In a narrow, split decision, the Supreme Court ruled only that supporters of Proposition 8 had no legal authority, called “standing,” to appeal the case, thereby nullifying the appeal court ruling declaring the amendment unconstitutional. Under California law, the only way to void a constitutional amendment is by a vote of the people way or by way of an appellate court ruling—which no longer stands in this case.
As a result of the High Court’s focused ruling on standing and its failure to actually decide on the constitutionality of the amendment, Proposition 8 remains in legal limbo. In fact, the restoration of same-sex marriage in California only came about by order of the governor and attorney general, who each shirked their own constitutional duty to represent the voters in appealing the case. In essence, they vetoed the will of the people by fiat.
The question of legality over SB 1306 was not lost on Assemblyman Donald Wagner (R-Tustin), who challenged his colleagues on the Assembly Judiciary Committee in June.
“We shouldn’t take the dead letter language of Proposition 22 and act unconstitutionally because it’s more than code clean up,” Wagner, the committee vice chairman, said in testimony.
He added that liberal legal scholars, when dealing with a similar situation involving Proposition 187, the state’s controversial immigration initiative, argued that the “the legislature cannot do it (remove voter-approved language) on its own.”
“It’s doing exactly what we are trying to do here, taking out of the code something that the public put in,” Wagner said, adding, “When the public has rightly or wrongly exercised its franchise to put language into our law, it is bad form and, as I read the constitution, Article 2, section 10, I believe, specifically says we cannot do this. We also shouldn’t.”

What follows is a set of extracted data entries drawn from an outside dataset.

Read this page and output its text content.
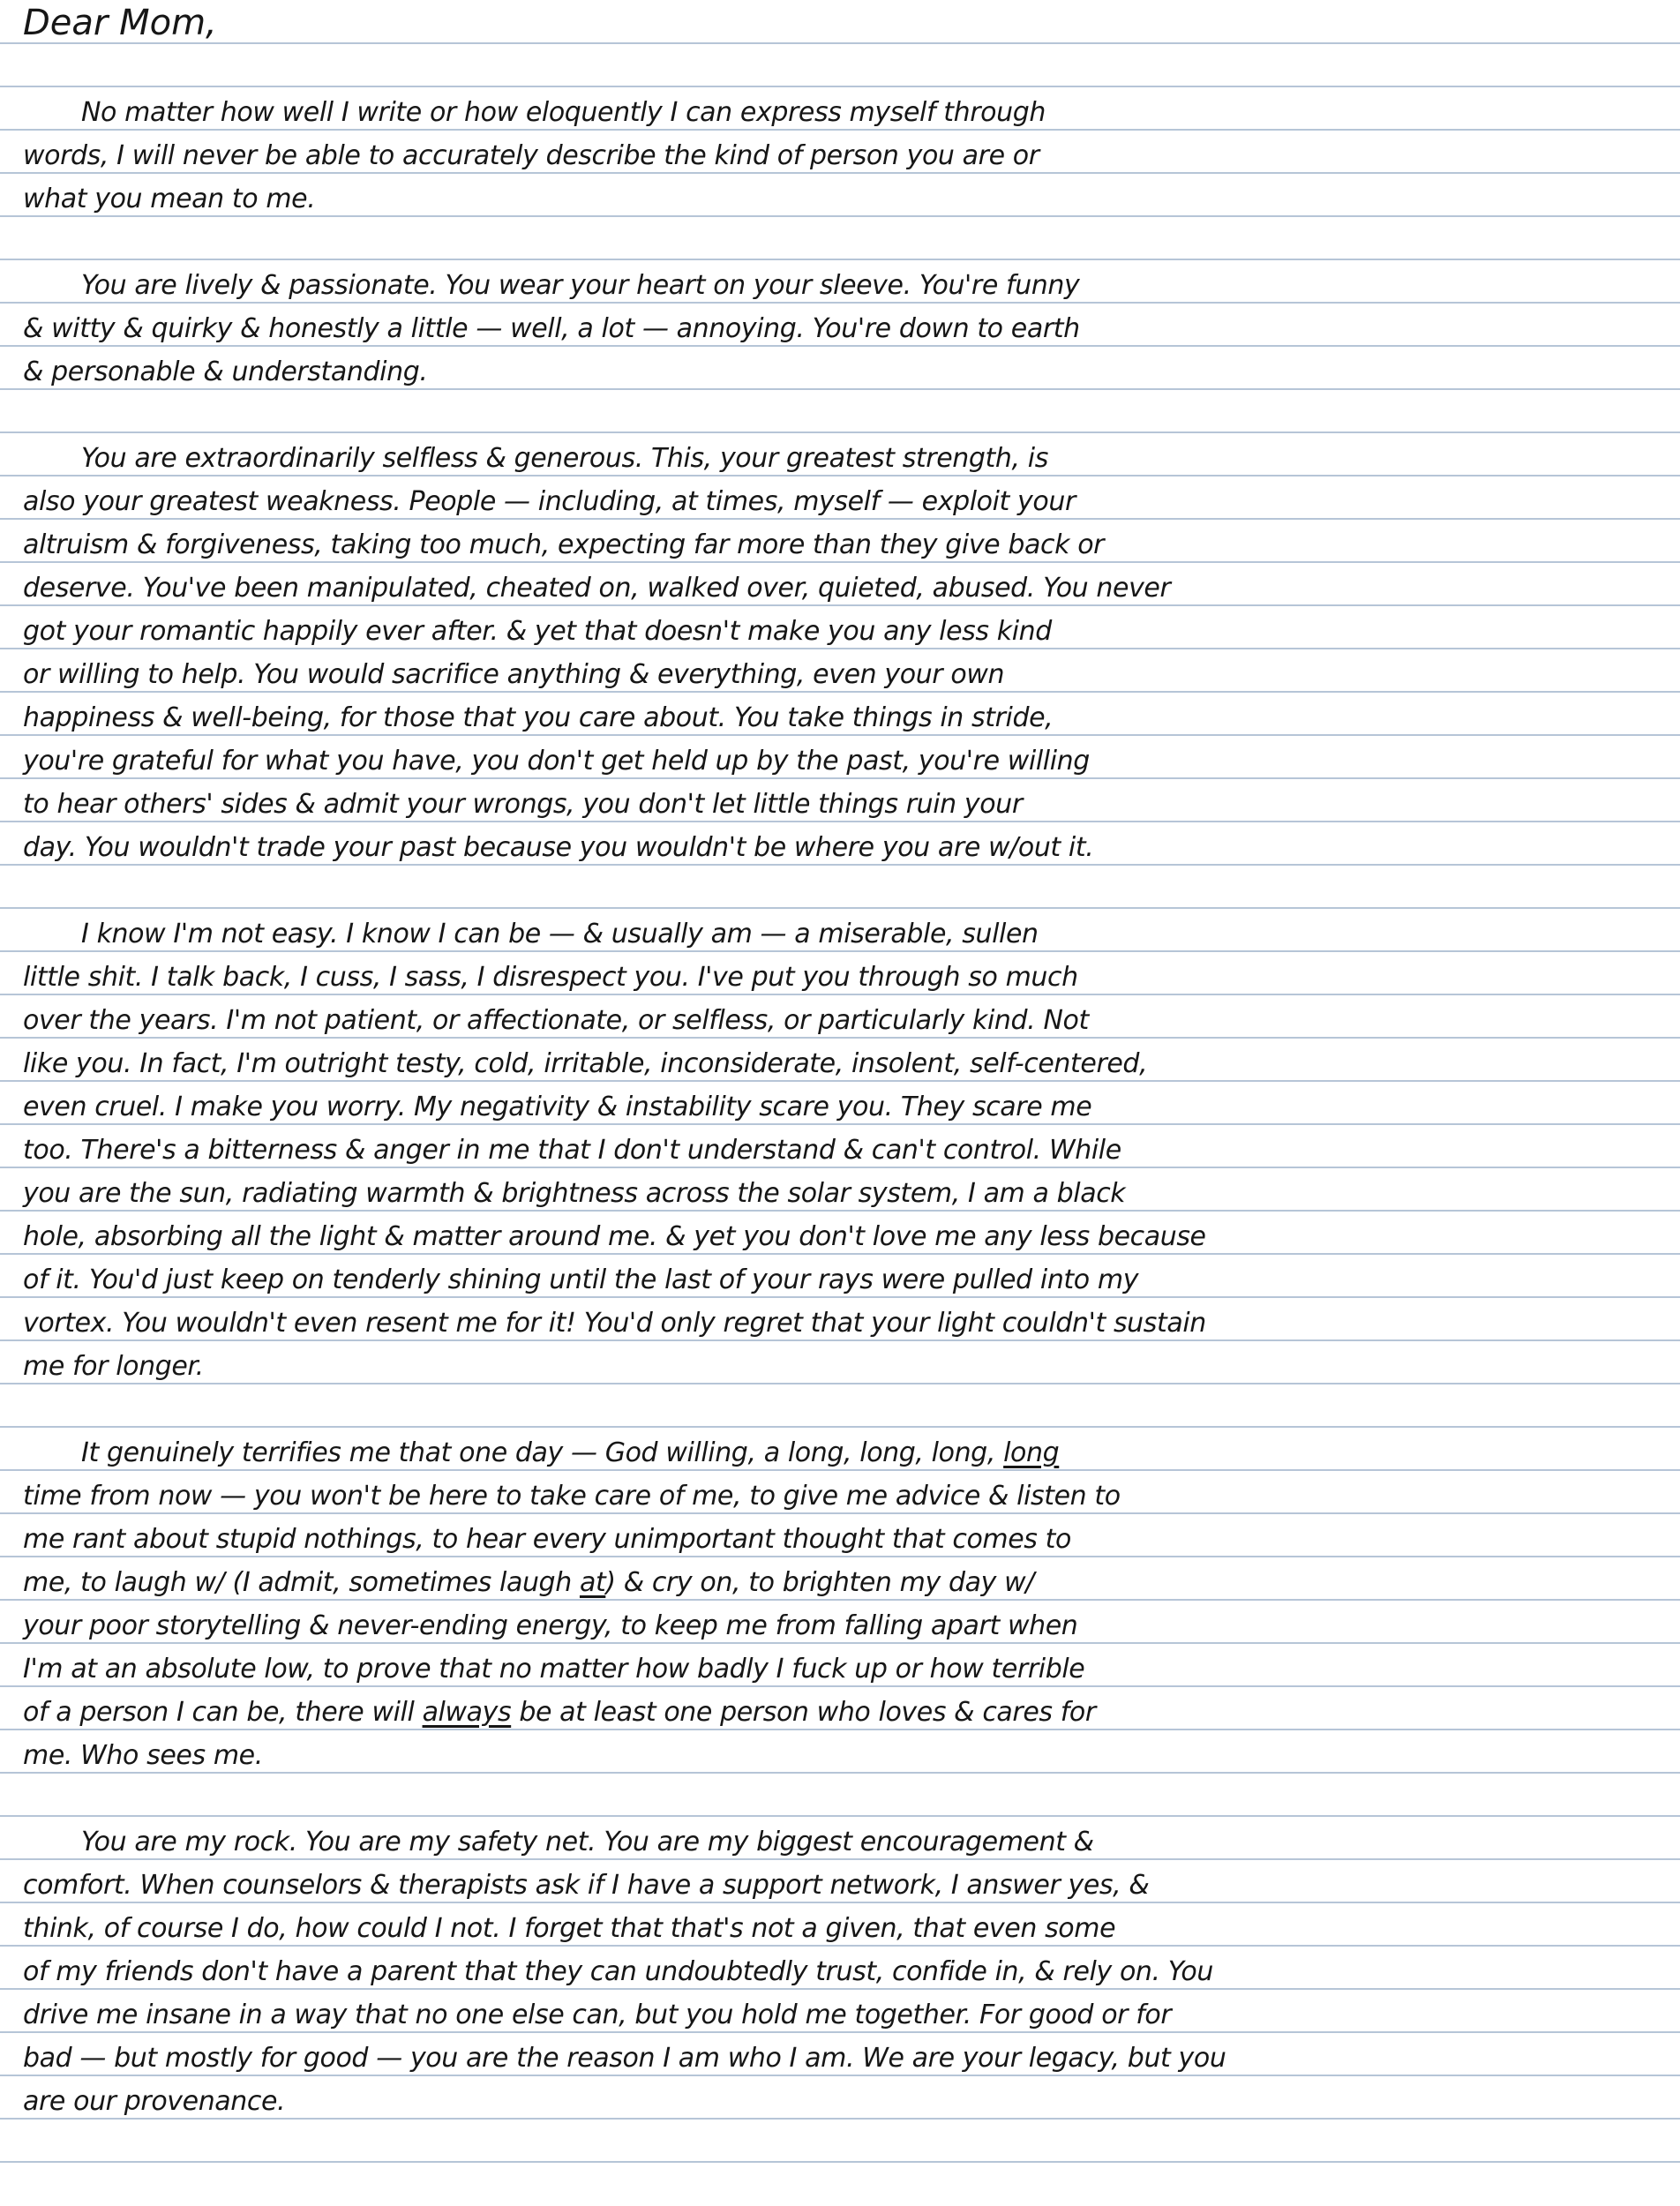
Dear Mom,
No matter how well I write or how eloquently I can express myself through
words, I will never be able to accurately describe the kind of person you are or
what you mean to me.
You are lively & passionate. You wear your heart on your sleeve. You're funny
& witty & quirky & honestly a little — well, a lot — annoying. You're down to earth
& personable & understanding.
You are extraordinarily selfless & generous. This, your greatest strength, is
also your greatest weakness. People — including, at times, myself — exploit your
altruism & forgiveness, taking too much, expecting far more than they give back or
deserve. You've been manipulated, cheated on, walked over, quieted, abused. You never
got your romantic happily ever after. & yet that doesn't make you any less kind
or willing to help. You would sacrifice anything & everything, even your own
happiness & well-being, for those that you care about. You take things in stride,
you're grateful for what you have, you don't get held up by the past, you're willing
to hear others' sides & admit your wrongs, you don't let little things ruin your
day. You wouldn't trade your past because you wouldn't be where you are w/out it.
I know I'm not easy. I know I can be — & usually am — a miserable, sullen
little shit. I talk back, I cuss, I sass, I disrespect you. I've put you through so much
over the years. I'm not patient, or affectionate, or selfless, or particularly kind. Not
like you. In fact, I'm outright testy, cold, irritable, inconsiderate, insolent, self-centered,
even cruel. I make you worry. My negativity & instability scare you. They scare me
too. There's a bitterness & anger in me that I don't understand & can't control. While
you are the sun, radiating warmth & brightness across the solar system, I am a black
hole, absorbing all the light & matter around me. & yet you don't love me any less because
of it. You'd just keep on tenderly shining until the last of your rays were pulled into my
vortex. You wouldn't even resent me for it! You'd only regret that your light couldn't sustain
me for longer.
It genuinely terrifies me that one day — God willing, a long, long, long, long
time from now — you won't be here to take care of me, to give me advice & listen to
me rant about stupid nothings, to hear every unimportant thought that comes to
me, to laugh w/ (I admit, sometimes laugh at) & cry on, to brighten my day w/
your poor storytelling & never-ending energy, to keep me from falling apart when
I'm at an absolute low, to prove that no matter how badly I fuck up or how terrible
of a person I can be, there will always be at least one person who loves & cares for
me. Who sees me.
You are my rock. You are my safety net. You are my biggest encouragement &
comfort. When counselors & therapists ask if I have a support network, I answer yes, &
think, of course I do, how could I not. I forget that that's not a given, that even some
of my friends don't have a parent that they can undoubtedly trust, confide in, & rely on. You
drive me insane in a way that no one else can, but you hold me together. For good or for
bad — but mostly for good — you are the reason I am who I am. We are your legacy, but you
are our provenance.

But committee chairman Bob Wieckowski (D-Fremont), balked at Wagner’s assessment.
“We’ll leave it to the courts if there is any unconstitutional action that we have taken,” Wieckowski said.
His comments prompted a swift chiding from Wagner who called such action to be a dereliction of duty and a violation of their oath to pass laws they know to be unconstitutional.
Despite Wagner’s sound arguments against the measure, the Judiciary Committee passed the measure 7-1 advancing it on to the full Assembly where it passed 54-16, mostly along party lines. Embracing Leno’s arguments was Assemblyman Brian Maienschein (D-San Diego). Assembly Democrats breaking ranks with the party included
Steve Fox (D-Palmdale) and Rudy Salas (D-Bakersfield). Gov. Brown signed the bill without fanfare on July 7.
In an environment where Legislators carry a two-thirds Democratic super majority in one house and nearly the same margin in the other, it is clear that holding back the progressive onslaught on the rule of law will not be easy. But it is fundamentally refreshing to see a lawmaker stand up for truth and against tyranny as part of the policy-making process.